But the unusual command structure worked to the airmen's advantage as well, as evidenced by an incident involving, of all things, the commandos' headgear. The episode originated in late 1961 when King realized that even though the men of Farmgate had been driven almost to the limits of human endurance in preparation for their clandestine mission, they had not been properly equipped for the extremes of Southeast Asian weather.
"It was hotter than the hubs of Hell," says King, and rainy, and for headgear the men had been issued only baseball caps. As Farmgate's first commander, King jettisoned the caps in favor of the more practical broad-brimmed cowboy hats worn by the Vietnamese air force.
Later, after King had returned to 4400th CCTS headquarters at Hurlburt Field, Lieutenant Colonel Robert Gleason took command of Farmgate. Gleason soon hosted a high-powered delegation from CINCPAC (Commander in Chief, Pacific), which included no less a figure than Admiral Ulysses S. Grant Sharp. Sharp apparently was unaware that he did not have operational control over the unit. He ordered the men to stop wearing "those crazy cowboy hats."
Aiming to ward off trouble, Gleason sent a hasty message that night to King, describing the hat order. "Within 24 hours I received a message sent through channels, including CINCPAC, stating that the cowboy hats had now been declared official USAF headgear for commando units." Gleason says. "It was signed by Curtis LeMay, Chief of Staff, United States Air Force."

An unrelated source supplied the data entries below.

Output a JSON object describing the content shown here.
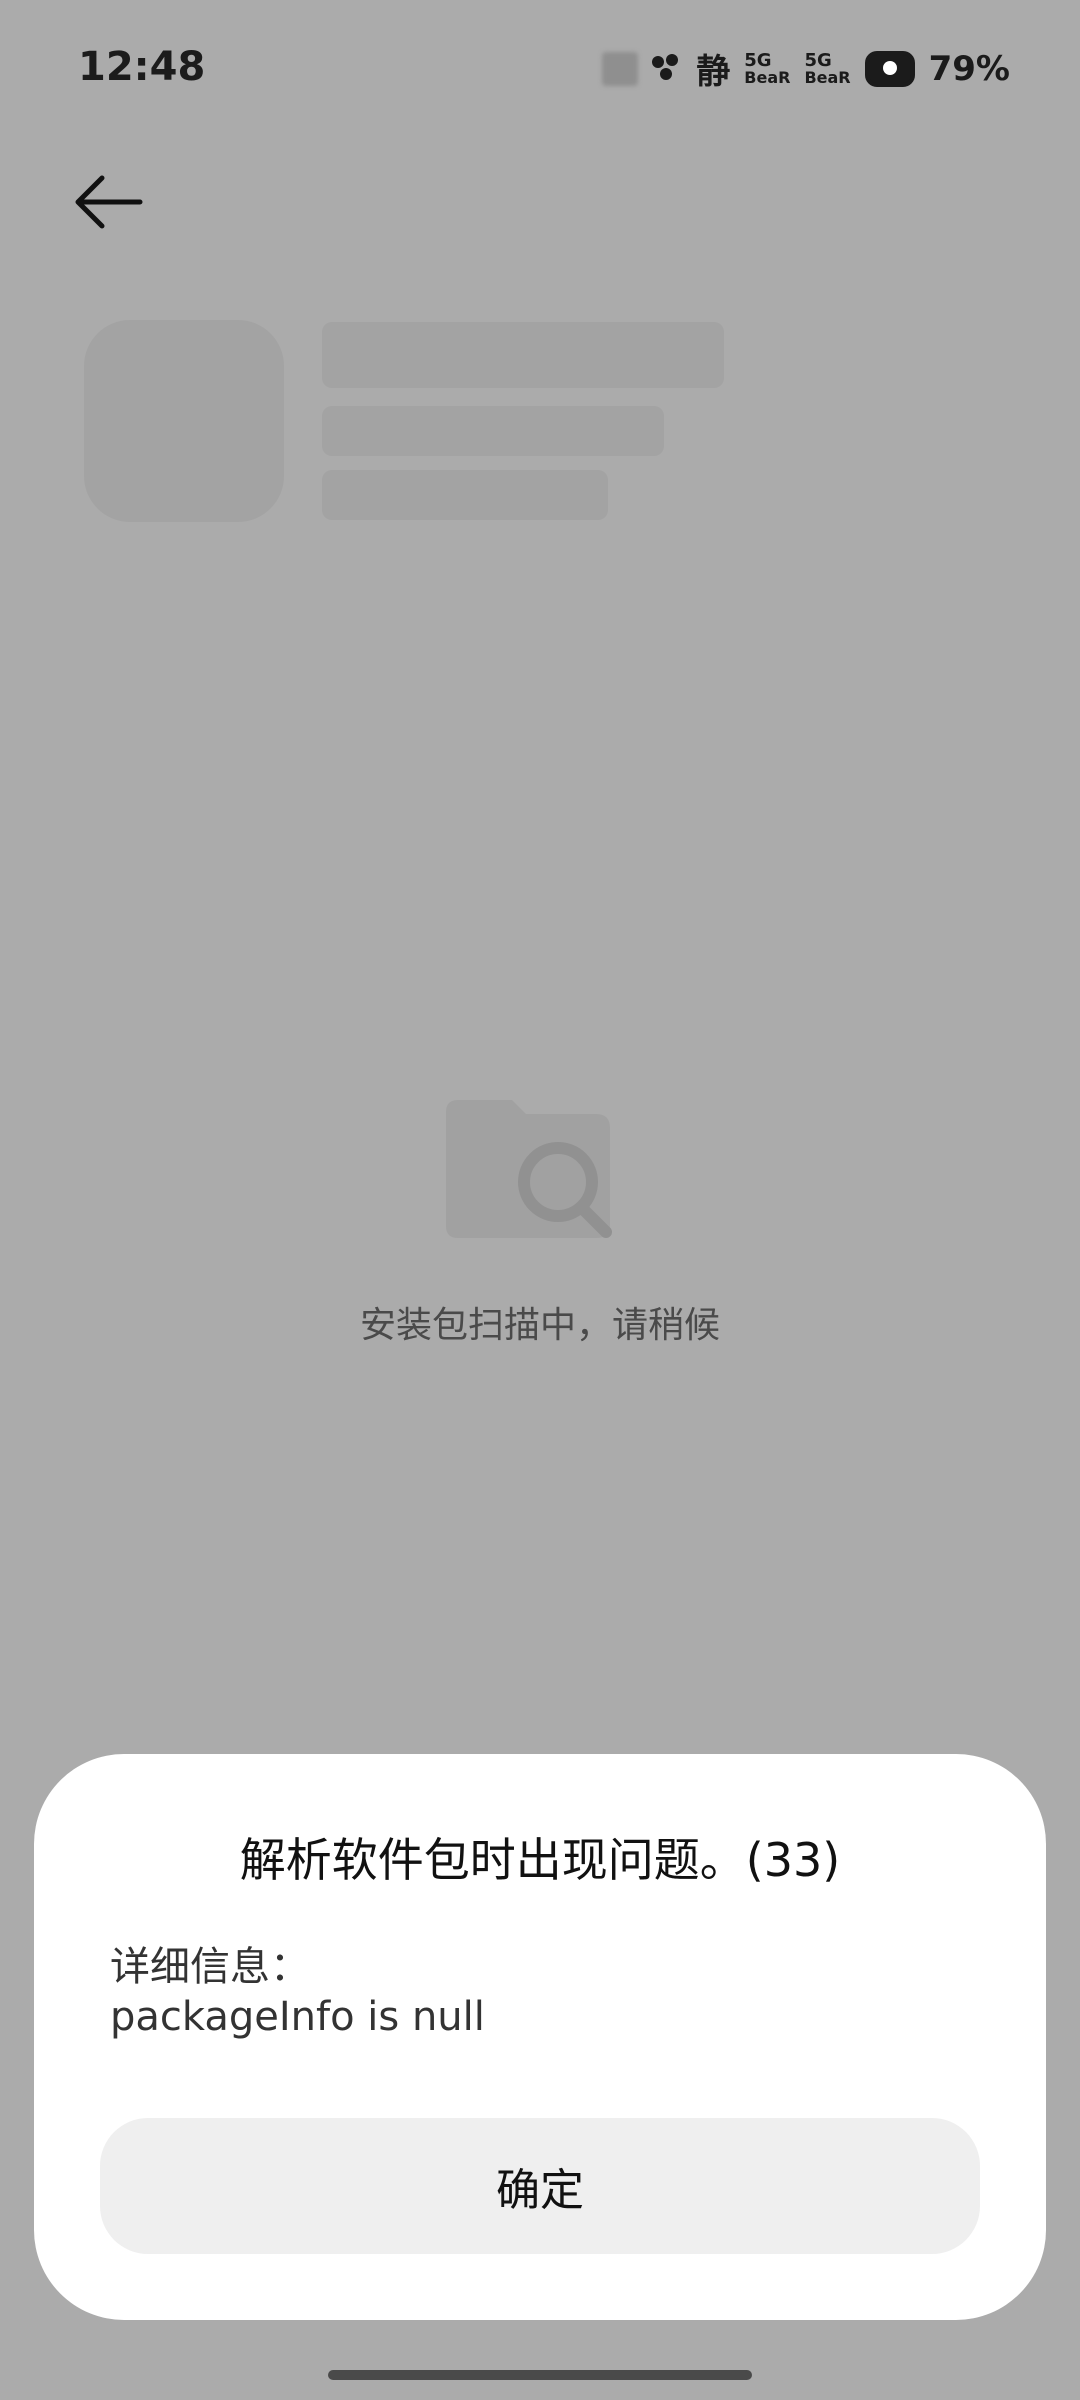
{
  "status_bar": {
    "time": "12:48",
    "silent_label": "静",
    "network": [
      {
        "gen": "5G",
        "brand": "BeaR"
      },
      {
        "gen": "5G",
        "brand": "BeaR"
      }
    ],
    "battery": "79%"
  },
  "header": {
    "back_icon": "arrow-left-icon"
  },
  "main": {
    "scan_icon": "folder-search-icon",
    "scanning_text": "安装包扫描中，请稍候"
  },
  "dialog": {
    "title": "解析软件包时出现问题。(33)",
    "detail_label": "详细信息：",
    "detail_value": "packageInfo is null",
    "confirm_label": "确定"
  },
  "colors": {
    "background": "#ababab",
    "dialog_bg": "#ffffff",
    "button_bg": "#efefef"
  }
}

Of course, the unit had far weightier concerns. "One of the first things we had to contend with was the methods of the Vietnamese air force," Gleason says. "They had been trained under the French colonial system, and the French were very gentlemanly about fighting wars. They wouldn't fight at certain times, including at night. The enemy was well aware of the reluctance of the VNAF to fly at night, so they fought at night and wiped out the VNAF as a potential threat."
The Americans knew that making headway against the guerrillas would require flying when they could not see what was going on in the shadows below. The solution came after a sergeant mentioned that illumination flares had been used at night in Korea. Gleason and Piotrowski, who had been named the Farmgate armament officer, set to work on the suggestion. After some experimentation, a system using magnesium flares was put into use.
To illuminate the target, three or four parachuted flares would be dropped from the cargo hold of a C-47 at an altitude of about 1,500 feet. T-28s or B-26s would then immediately follow to strafe or bomb the target. By the end of 1963, tactics had become so refined that flareships were on constant alert, and most South Vietnamese army units in the IV and southern III Corps--the nearest of the four tactical zones U.S. military advisors had created--could get night illumination plus close air support within 20 to 60 minutes.
The system made its mark on the enemy as intended. "Initially, it was merely sufficient for a flareship to appear over a besieged position and expend flares to cause the VC to break off an attack," read a then-classified 1967 Air Force tactical evaluation report.
Night operations also led to a novel signalling technique. "We worked out a system with [the South Vietnamese army] at these little outposts, where they would set up a flaming-pot system pointing out the direction of the enemy," King says. "Later on it became a flaming metal arrow."
The large arrows, covered with woven bamboo, were laid directly on the ground. "They would point the arrow in a certain direction, and it would come over the radio: 'Drop your ordnance 200 meters away from the fire arrow,' or 100 meters, or some such," says Farmgate pilot Joe Kittinger.